2. Peaches, The Strong Arm of the Flower Underground: During Clarion West (where a lot of my stalled sidebar stories got their genesis), Ian R. MacLeod urged us to do an exercise in which we invented a character by simply looking around ourselves and picking out random things to use as spurs to imagining another person. I opted to try the exercise with a partner, Maura, during a walk on the shore near campus in Seattle.

“What’s your character’s name?” she said in her lovely Irish way, and I looked at a nearby park bench and saw a large, apparently-unopened jar of preserved peaches. It was bizarre. So of course, I told her that the character’s name was Peaches. When Maura asked me whether this was a man or a woman, I immediately realized Peaches is such a stereotypically-bimbo name that it couldn’t be a woman, so I claimed that Peaches was a man. That reminded me of some of the names that my friend Ritu told me some Sikh guys have, things like Pinky and Cutie and Apple (okay, the only one I remember, really, was Pinky, but Peaches sounded passable to me). Peaches Singh, I decided upon, a nice Sikh fellow.

When Maura asked me what his job was, we were following classmates up through a field of flowers, and I said, “He grows genetically altered flowers.” The obvious follow-up questions led me into a bizarre world of flowers with the images of various Hindu gods engineered into their pigmentation patterns, and various mind-altering substances–all legal, mostly because thus far unclassified–engineered into their biochemistry. Peaches was a supplier of drugflowers to the rich and powerful in Mumbai, but had stolen the trade secrets from an old expert in Nepal.

Nowadays, I think there are two stories growing under the name of Peaches, one that is all about this flower-dealer, and another about, well, a very different fellow with a very different job, but who I think might be a cousin of Peaches’ assistant Pinky. (Something about theft reclamation of Indian antiquities and national treasures from the British Museum, during a time when Indian museums look like a safer bet for long-term stability than the British one.

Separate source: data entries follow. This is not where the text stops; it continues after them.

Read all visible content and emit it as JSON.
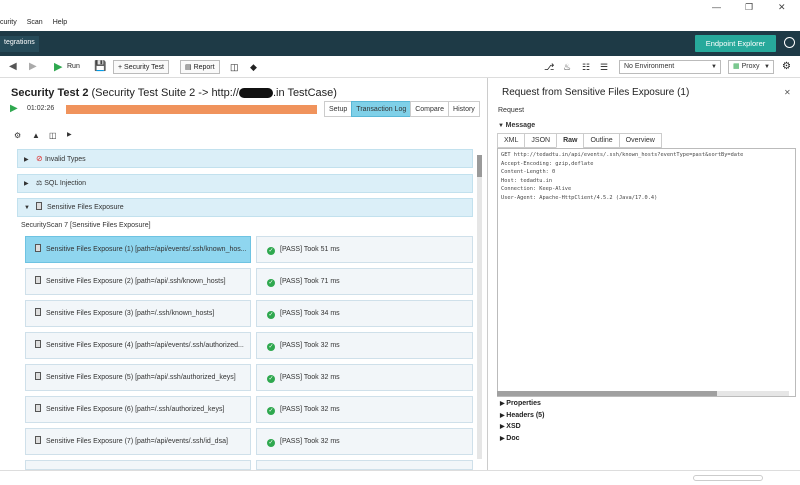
{
  "menu": [
    "curity",
    "Scan",
    "Help"
  ],
  "nav": {
    "tab": "tegrations",
    "endpoint_explorer": "Endpoint Explorer"
  },
  "toolbar": {
    "run": "Run",
    "security_test": "Security Test",
    "report": "Report",
    "environment": "No Environment",
    "proxy": "Proxy"
  },
  "testcase": {
    "title_prefix": "Security Test 2",
    "title_mid": " (Security Test Suite 2 -> http://",
    "title_suffix": ".in TestCase)",
    "time": "01:02:26",
    "tabs": [
      "Setup",
      "Transaction Log",
      "Compare",
      "History"
    ],
    "active_tab": "Transaction Log"
  },
  "sections": [
    {
      "label": "Invalid Types"
    },
    {
      "label": "SQL Injection"
    },
    {
      "label": "Sensitive Files Exposure"
    }
  ],
  "scan_label": "SecurityScan 7 [Sensitive Files Exposure]",
  "steps": [
    {
      "name": "Sensitive Files Exposure (1) [path=/api/events/.ssh/known_hos...",
      "result": "[PASS] Took 51 ms"
    },
    {
      "name": "Sensitive Files Exposure (2) [path=/api/.ssh/known_hosts]",
      "result": "[PASS] Took 71 ms"
    },
    {
      "name": "Sensitive Files Exposure (3) [path=/.ssh/known_hosts]",
      "result": "[PASS] Took 34 ms"
    },
    {
      "name": "Sensitive Files Exposure (4) [path=/api/events/.ssh/authorized...",
      "result": "[PASS] Took 32 ms"
    },
    {
      "name": "Sensitive Files Exposure (5) [path=/api/.ssh/authorized_keys]",
      "result": "[PASS] Took 32 ms"
    },
    {
      "name": "Sensitive Files Exposure (6) [path=/.ssh/authorized_keys]",
      "result": "[PASS] Took 32 ms"
    },
    {
      "name": "Sensitive Files Exposure (7) [path=/api/events/.ssh/id_dsa]",
      "result": "[PASS] Took 32 ms"
    }
  ],
  "right": {
    "title": "Request from Sensitive Files Exposure (1)",
    "request_label": "Request",
    "message_label": "Message",
    "tabs": [
      "XML",
      "JSON",
      "Raw",
      "Outline",
      "Overview"
    ],
    "active_tab": "Raw",
    "raw": "GET http://tedadtu.in/api/events/.ssh/known_hosts?eventType=past&sortBy=date\nAccept-Encoding: gzip,deflate\nContent-Length: 0\nHost: tedadtu.in\nConnection: Keep-Alive\nUser-Agent: Apache-HttpClient/4.5.2 (Java/17.0.4)",
    "props": [
      "Properties",
      "Headers (5)",
      "XSD",
      "Doc"
    ]
  }
}
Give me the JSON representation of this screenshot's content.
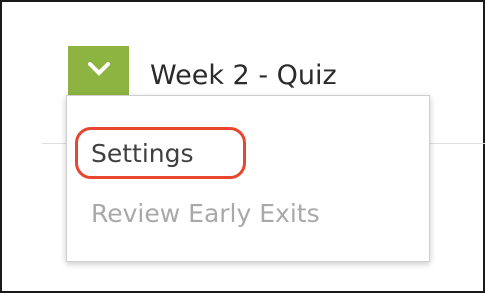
{
  "header": {
    "title": "Week 2 - Quiz",
    "toggle_icon": "chevron-down-icon",
    "toggle_color": "#8db340"
  },
  "menu": {
    "items": [
      {
        "label": "Settings",
        "state": "enabled",
        "highlighted": true
      },
      {
        "label": "Review Early Exits",
        "state": "disabled",
        "highlighted": false
      }
    ]
  },
  "colors": {
    "highlight": "#e8462e",
    "text": "#2b2b2b",
    "disabled_text": "#a9a9a9"
  }
}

A student’s recent essay on the subject tweaked my focus and interest a little, but we’ll see if I get around to it.)

The draft content counted up in the progress bar is mostly for the latter story, not the former one.

3. A Killing in Burma: I don’t really count this as stalled, since I only started writing it a couple of weeks ago and some ideas are still percolating for it (and I’ve got a travel guide to Myanmar which is waiting to be flipped through). But in general, it’s about a small business startup that happens in a post-collapse Myanmar, using some very odd technology that literally drops out of the sky, to achieve some very odd results. The title is a trick, supposed to make the reader expect a horrible murder when, in fact, it’s about “making a killing” in Burma by using a new, appropriate form of technology to retrofit the hyperluxurious Western lifestyle to a developing nation in a state of turmoil.

I have a bunch of blathering about the other stories in my “To Draft” and “To Redraft” folders, but I’ve decided to post that in the “Private” section of the blog, meaning for Level 1 members and up. My friends, I trust, but nobody else. Might entertain some of my friends to see what other wacky stuff I’m working on, so I will post it immediately after this one.